The 6 Questions: Catherine Ndungu-Case
Catherine Ndungu-Case, president and CEO of the Cheza Nami Foundation
Catherine Ndungu-Case, Cultural Ambassador
Who: Catherine Ndungu-Case, president and CEO of the Cheza Nami Foundation (www.chezanami.org).
What: A nonprofit organization that seeks to promote understanding and appreciation of African culture through music, dance, art, and play.
When: After the birth of her twins, Ndungu-Case began searching for resources to help teach her kids Swahili, the language of her native Kenya. What she had hoped to find was something similar to baby sign language classes, which use flash cards and interactive play to teach babies how to sign. She came up empty-handed. Undeterred,
she started designing activities to do with her kids at home and, in 2011, founded Cheza Nami, which means “come play with me” in Swahili.
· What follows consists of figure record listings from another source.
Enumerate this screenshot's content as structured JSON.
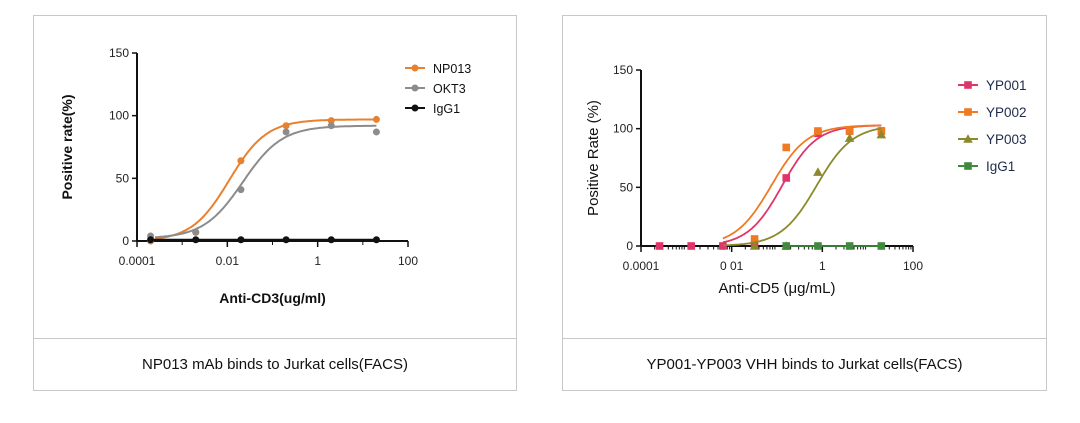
{
  "chart_data": [
    {
      "type": "scatter",
      "xscale": "log",
      "xlabel": "Anti-CD3(ug/ml)",
      "ylabel": "Positive rate(%)",
      "xlim": [
        0.0001,
        100
      ],
      "ylim": [
        0,
        150
      ],
      "xticks": [
        "0.0001",
        "0.01",
        "1",
        "100"
      ],
      "yticks": [
        "0",
        "50",
        "100",
        "150"
      ],
      "grid": false,
      "legend": "top-right",
      "caption": "NP013 mAb binds to Jurkat cells(FACS)",
      "x": [
        0.0002,
        0.002,
        0.02,
        0.2,
        2,
        20
      ],
      "series": [
        {
          "name": "NP013",
          "color": "#e8812f",
          "marker": "circle",
          "values": [
            0,
            7,
            64,
            92,
            96,
            97
          ],
          "fit": {
            "bottom": 0,
            "top": 97,
            "ec50": 0.011,
            "hill": 1.05
          }
        },
        {
          "name": "OKT3",
          "color": "#8c8c8c",
          "marker": "circle",
          "values": [
            4,
            7,
            41,
            87,
            92,
            87
          ],
          "fit": {
            "bottom": 2,
            "top": 92,
            "ec50": 0.022,
            "hill": 1.0
          }
        },
        {
          "name": "IgG1",
          "color": "#111111",
          "marker": "circle",
          "values": [
            1,
            1,
            1,
            1,
            1,
            1
          ],
          "fit": null
        }
      ]
    },
    {
      "type": "scatter",
      "xscale": "log",
      "xlabel": "Anti-CD5 (μg/mL)",
      "ylabel": "Positive Rate (%)",
      "xlim": [
        0.0001,
        100
      ],
      "ylim": [
        0,
        150
      ],
      "xticks": [
        "0.0001",
        "0 01",
        "1",
        "100"
      ],
      "yticks": [
        "0",
        "50",
        "100",
        "150"
      ],
      "grid": false,
      "legend": "right",
      "caption": "YP001-YP003 VHH binds to Jurkat cells(FACS)",
      "x": [
        0.000256,
        0.00128,
        0.0064,
        0.032,
        0.16,
        0.8,
        4,
        20
      ],
      "series": [
        {
          "name": "YP001",
          "color": "#e0356a",
          "marker": "square",
          "values": [
            0,
            0,
            0,
            1,
            58,
            96,
            98,
            98
          ],
          "fit": {
            "bottom": 0,
            "top": 103,
            "ec50": 0.13,
            "hill": 1.15
          }
        },
        {
          "name": "YP002",
          "color": "#f07a22",
          "marker": "square",
          "values": [
            null,
            null,
            null,
            6,
            84,
            98,
            98,
            98
          ],
          "fit": {
            "bottom": 0,
            "top": 103,
            "ec50": 0.075,
            "hill": 1.1
          }
        },
        {
          "name": "YP003",
          "color": "#8b8a2b",
          "marker": "triangle",
          "values": [
            null,
            null,
            null,
            0,
            0,
            63,
            92,
            95
          ],
          "fit": {
            "bottom": 0,
            "top": 103,
            "ec50": 0.75,
            "hill": 1.1
          }
        },
        {
          "name": "IgG1",
          "color": "#3f8a3f",
          "marker": "square",
          "values": [
            null,
            null,
            null,
            null,
            0,
            0,
            0,
            0
          ],
          "fit": null
        }
      ]
    }
  ]
}
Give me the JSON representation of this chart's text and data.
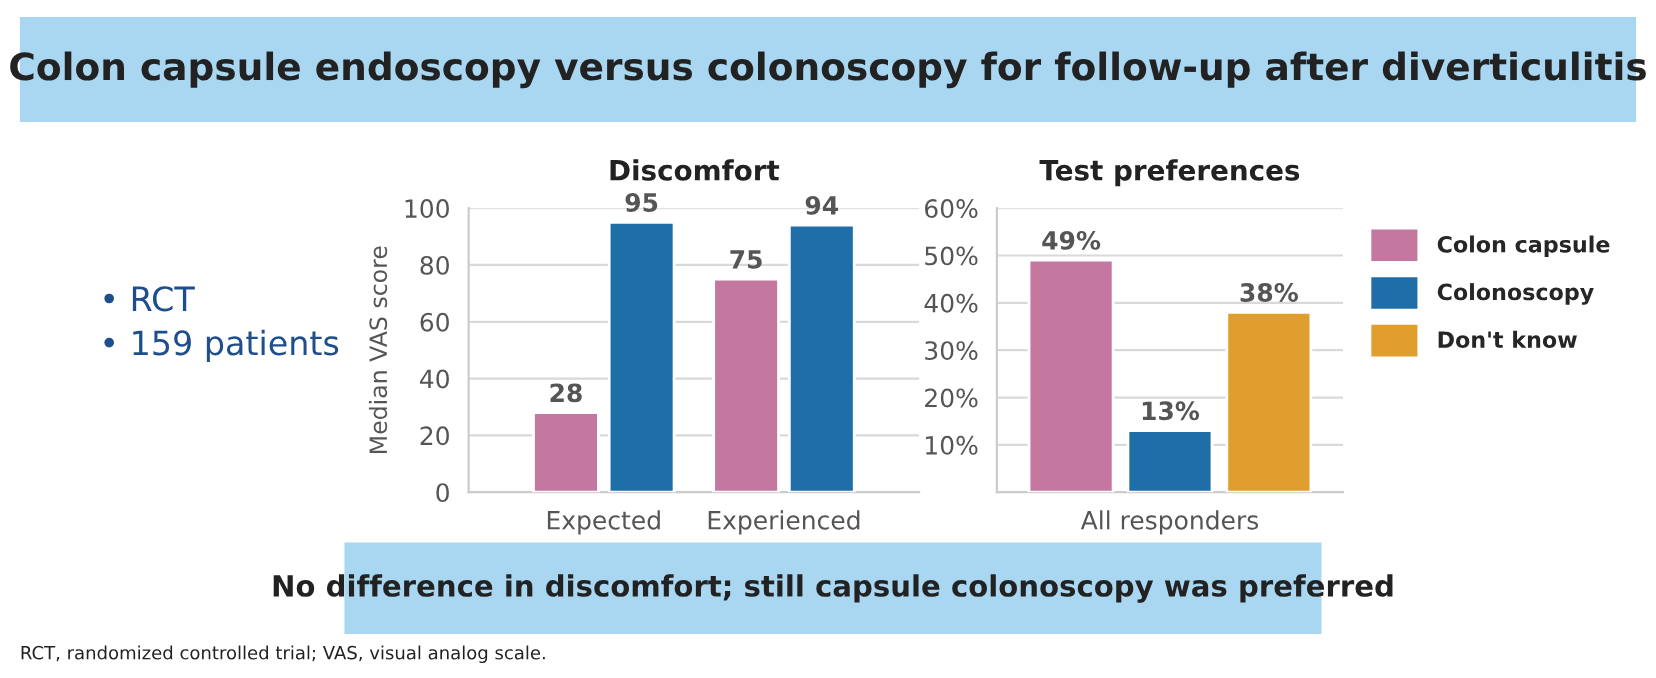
{
  "chart_data": [
    {
      "type": "other",
      "title": "Colon capsule endoscopy versus colonoscopy for follow-up after diverticulitis",
      "annotations": [
        "• RCT",
        "• 159 patients",
        "No difference in discomfort; still capsule colonoscopy was preferred",
        "RCT, randomized controlled trial; VAS, visual analog scale."
      ]
    },
    {
      "type": "bar",
      "title": "Discomfort",
      "ylabel": "Median VAS score",
      "categories": [
        "Expected",
        "Experienced"
      ],
      "series": [
        {
          "color": "#c5789f",
          "values": [
            28,
            75
          ]
        },
        {
          "color": "#1f6ea8",
          "values": [
            95,
            94
          ]
        }
      ],
      "ylim": [
        0,
        100
      ],
      "yticks": [
        0,
        20,
        40,
        60,
        80,
        100
      ],
      "grid": "y",
      "data_labels": true
    },
    {
      "type": "bar",
      "title": "Test preferences",
      "categories": [
        null,
        "All responders",
        null
      ],
      "series": [
        {
          "name": "Colon capsule",
          "color": "#c5789f",
          "values": [
            49,
            null,
            null
          ],
          "value_labels": [
            "49%",
            null,
            null
          ]
        },
        {
          "name": "Colonoscopy",
          "color": "#1f6ea8",
          "values": [
            null,
            13,
            null
          ],
          "value_labels": [
            null,
            "13%",
            null
          ]
        },
        {
          "name": "Don't know",
          "color": "#e09e2e",
          "values": [
            null,
            null,
            38
          ],
          "value_labels": [
            null,
            null,
            "38%"
          ]
        }
      ],
      "ylim": [
        0,
        60
      ],
      "yticks": [
        {
          "value": 0,
          "label": null
        },
        {
          "value": 10,
          "label": "10%"
        },
        {
          "value": 20,
          "label": "20%"
        },
        {
          "value": 30,
          "label": "30%"
        },
        {
          "value": 40,
          "label": "40%"
        },
        {
          "value": 50,
          "label": "50%"
        },
        {
          "value": 60,
          "label": "60%"
        }
      ],
      "grid": "y",
      "legend": "right"
    }
  ]
}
Where: Cheza Nami operates all over the Bay Area. A free community program is held at the Bothwell Arts Center in Livermore, and there is a six-week session every quarter at Mothership HackerMoms in Berkeley. Cheza Nami also conducts private programs in elementary schools, summer camps, and senior centers, and presents programs for corporations and at teacher training centers.
Why: “There are some really awesome qualities about African culture that I want to share,” says Ndungu-Case. Among those qualities is a strong sense of community. “My dream is for Cheza Nami to grow into a collective of artists—people who want to be a part of African culture and who want to share it with others.”
How: Cheza Nami’s educational programs are meant to be interactive. Participants may take part in a drum circle, sing songs in Swahili, and learn traditional dances. There is also a Mommy and Me program, where
parents and children sing, dance, play games, and listen to African-themed stories.